The Raikes School has also helped keep in town some of Lincoln’s brightest lights. From the NPR story:
[Hudl] CEO and co-founder David Graff says the company could have moved anywhere, and had offers to relocate, but it stayed in Lincoln because “we really like the access to the University.” Hudl has 35 interns and most are from the Raikes School (named for Nebraska alum and former Microsoft executive Jeff Raikes).
6. A supportive but not too aggressive chamber
Unlike other communities, the Lincoln chamber seems to be enjoying the grassroots growth of the startup scene, rather than forcing it along. For a city dominated by institutions (the University and the Legislature), the energy and growth of Lincoln feels more authentic and less top-down than other places.
It also means that the startup community has a much more cosmopolitan flavor. Lincolnites regularly attend Omaha events, Iowa events, Kansas City events. It seems like there’s hardly a month of the year when the Lincoln community isn’t heading outside of their smaller community to share their experiences or cheer others on.
7. More on the way
Even more remarkable is that Lincoln isn’t even running at full strength yet.
The Nebraska Innovation Campus is just beginning to open up. Some have questioned the long timeline to launch, but with a new $750,000 grant for biotech startups just this month, we haven’t seen Lincoln max out its potential for tech innovation.
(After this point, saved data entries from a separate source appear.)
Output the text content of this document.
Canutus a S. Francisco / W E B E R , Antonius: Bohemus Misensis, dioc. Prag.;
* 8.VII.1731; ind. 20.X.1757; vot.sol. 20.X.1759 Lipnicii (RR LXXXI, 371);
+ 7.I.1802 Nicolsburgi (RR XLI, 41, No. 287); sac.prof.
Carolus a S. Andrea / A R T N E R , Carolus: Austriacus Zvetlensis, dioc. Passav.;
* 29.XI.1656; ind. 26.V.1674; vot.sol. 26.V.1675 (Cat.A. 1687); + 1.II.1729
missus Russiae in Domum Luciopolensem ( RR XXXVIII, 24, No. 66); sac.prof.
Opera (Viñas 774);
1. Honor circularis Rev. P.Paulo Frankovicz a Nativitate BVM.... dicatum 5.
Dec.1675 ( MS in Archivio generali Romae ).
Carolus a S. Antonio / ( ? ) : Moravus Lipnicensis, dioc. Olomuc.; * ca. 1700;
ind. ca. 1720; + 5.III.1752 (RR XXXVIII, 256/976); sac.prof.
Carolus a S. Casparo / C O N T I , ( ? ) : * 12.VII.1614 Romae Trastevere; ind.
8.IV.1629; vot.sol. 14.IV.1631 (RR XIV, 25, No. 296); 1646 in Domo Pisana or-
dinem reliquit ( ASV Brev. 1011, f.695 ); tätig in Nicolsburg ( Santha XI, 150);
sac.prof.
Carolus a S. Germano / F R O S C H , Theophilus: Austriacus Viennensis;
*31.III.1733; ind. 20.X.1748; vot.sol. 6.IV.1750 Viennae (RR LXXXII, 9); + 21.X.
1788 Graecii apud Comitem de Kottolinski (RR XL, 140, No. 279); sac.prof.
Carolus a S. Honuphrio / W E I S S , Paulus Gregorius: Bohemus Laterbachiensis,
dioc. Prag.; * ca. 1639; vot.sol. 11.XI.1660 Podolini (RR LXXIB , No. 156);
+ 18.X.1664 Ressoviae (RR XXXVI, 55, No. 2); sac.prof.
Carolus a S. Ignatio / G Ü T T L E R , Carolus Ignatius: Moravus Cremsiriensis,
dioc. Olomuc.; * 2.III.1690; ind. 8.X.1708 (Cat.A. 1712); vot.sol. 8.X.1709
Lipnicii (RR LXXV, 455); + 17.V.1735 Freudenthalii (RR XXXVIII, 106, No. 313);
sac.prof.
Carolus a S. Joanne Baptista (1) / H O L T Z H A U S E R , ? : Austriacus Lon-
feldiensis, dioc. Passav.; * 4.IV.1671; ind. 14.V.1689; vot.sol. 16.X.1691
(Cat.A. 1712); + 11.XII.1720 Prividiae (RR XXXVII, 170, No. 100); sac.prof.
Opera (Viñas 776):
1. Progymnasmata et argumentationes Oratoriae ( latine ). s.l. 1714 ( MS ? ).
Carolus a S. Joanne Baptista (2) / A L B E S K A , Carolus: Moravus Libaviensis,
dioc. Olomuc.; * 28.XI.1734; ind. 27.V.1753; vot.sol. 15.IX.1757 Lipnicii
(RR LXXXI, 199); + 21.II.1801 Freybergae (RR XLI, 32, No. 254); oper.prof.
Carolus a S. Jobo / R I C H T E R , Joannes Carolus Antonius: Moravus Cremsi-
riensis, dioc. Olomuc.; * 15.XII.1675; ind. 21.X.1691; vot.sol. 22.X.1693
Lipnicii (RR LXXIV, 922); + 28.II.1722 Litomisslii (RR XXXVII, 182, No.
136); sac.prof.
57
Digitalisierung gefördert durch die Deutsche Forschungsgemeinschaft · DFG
What’s the limiting factor for Lincoln?
All that said, unanswered questions remain, particularly when it comes to talent. It’s true that companies can launch in Lincoln, but can they scale there? A low unemployment rate is a sign of a strong economy, but it can also mean a lack of available talent. The key factor is a deep enough talent pool. Hudl’s new 7-story HQ in the Haymarket is moving headlong into that question.
Lincoln has plenty of young, gifted students, but at some point growing companies like Hudl need to attract national-level executive tier talent. That takes more than a big salary. It means selling outsiders on the Lincoln community as a whole.
Ryan Pendell is the Managing Editor of Silicon Prairie News.